HISB Faculty Fellows Lectures - Spring 2018
Thursday, February 15, 2018 at 4:00 PM, Rm 1008
Sohl Lee - Art Department
"The Democratic Avant-Garde: Minjung Art and Social Movement in South Korea"
As an art movement that emerged alongside the pro-democracy social movement in the 1980s, South Korea’s minjung art (or “people’s art”) not only participated in the revolution that changed the country’s political regime but also revolutionized the concept of art and art-making in the post-colonial nation. This talk is an overview of Sohl Lee’s forthcoming book on the dynamic history of minjung art and Korean democratization.
Sohl Lee is Assistant Professor of Art History and Criticism at Stony Brook University specializing in modern and contemporary art and visual culture of East Asia. Her interdisciplinary research interests include aesthetics of politics, activist art, vernacular modernism, postcolonial theory, historiography, and curatorial practice.
Tuesday, February 27, 2018 at 4:00 PM, Rm 1008
Michael Rubenstein - English Department
"Life Support: Fictions of Energy and Environment"
The postwar era in the United States is one of the most energy-intensive in human history. Yet we rarely think of periodizing, or interpreting, our cultural artifacts in terms of the energy regimes that support and shape them. Roman Polanski’s Chinatown (1974) has always been understood as a film about Los Angeles and Southern California, but I read it instead as an ur-text for American postwar energy extraction, distribution, and consumption.
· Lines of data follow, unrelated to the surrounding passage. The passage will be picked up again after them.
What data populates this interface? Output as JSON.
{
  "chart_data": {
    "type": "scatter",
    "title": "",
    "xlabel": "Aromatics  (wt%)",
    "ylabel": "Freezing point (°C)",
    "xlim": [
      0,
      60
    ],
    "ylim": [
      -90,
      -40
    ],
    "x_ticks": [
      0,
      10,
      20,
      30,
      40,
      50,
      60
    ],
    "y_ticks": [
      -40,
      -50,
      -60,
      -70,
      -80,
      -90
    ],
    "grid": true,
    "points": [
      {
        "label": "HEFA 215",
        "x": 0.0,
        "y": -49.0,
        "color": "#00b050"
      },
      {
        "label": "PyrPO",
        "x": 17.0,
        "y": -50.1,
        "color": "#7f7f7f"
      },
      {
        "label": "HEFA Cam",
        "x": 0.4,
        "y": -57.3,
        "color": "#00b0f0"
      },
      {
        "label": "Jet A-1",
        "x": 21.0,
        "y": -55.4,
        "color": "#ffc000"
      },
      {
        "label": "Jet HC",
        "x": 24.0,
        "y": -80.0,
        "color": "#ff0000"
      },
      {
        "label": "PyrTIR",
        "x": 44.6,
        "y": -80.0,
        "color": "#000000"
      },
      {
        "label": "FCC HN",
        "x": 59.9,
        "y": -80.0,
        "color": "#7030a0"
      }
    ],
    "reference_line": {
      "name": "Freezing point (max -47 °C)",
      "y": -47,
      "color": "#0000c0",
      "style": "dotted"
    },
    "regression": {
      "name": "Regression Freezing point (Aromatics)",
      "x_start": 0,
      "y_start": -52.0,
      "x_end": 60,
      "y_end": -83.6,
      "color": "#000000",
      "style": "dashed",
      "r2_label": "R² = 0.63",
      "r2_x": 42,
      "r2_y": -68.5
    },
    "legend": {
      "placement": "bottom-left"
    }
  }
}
Michael Rubenstein Associate Professor of English at Stony Brook University. He is the author of Public Works: Infrastructure, Irish Modernism, and the Postcolonial, which received the Modernist Studies Association Prize for a distinguished book and the American Conference for Irish Studies Robert Rhodes Prize for the Book on Literature. He is co-editor, with Sophia Beal and Bruce Robbins, of a special issue of Modern Fiction Studies on "Infrastructuralism" and is currently working on a new book, Unaccountable Growth, which examines questions of economic, infrastructural, and characterological development in recent fictions from and / or about the Global South.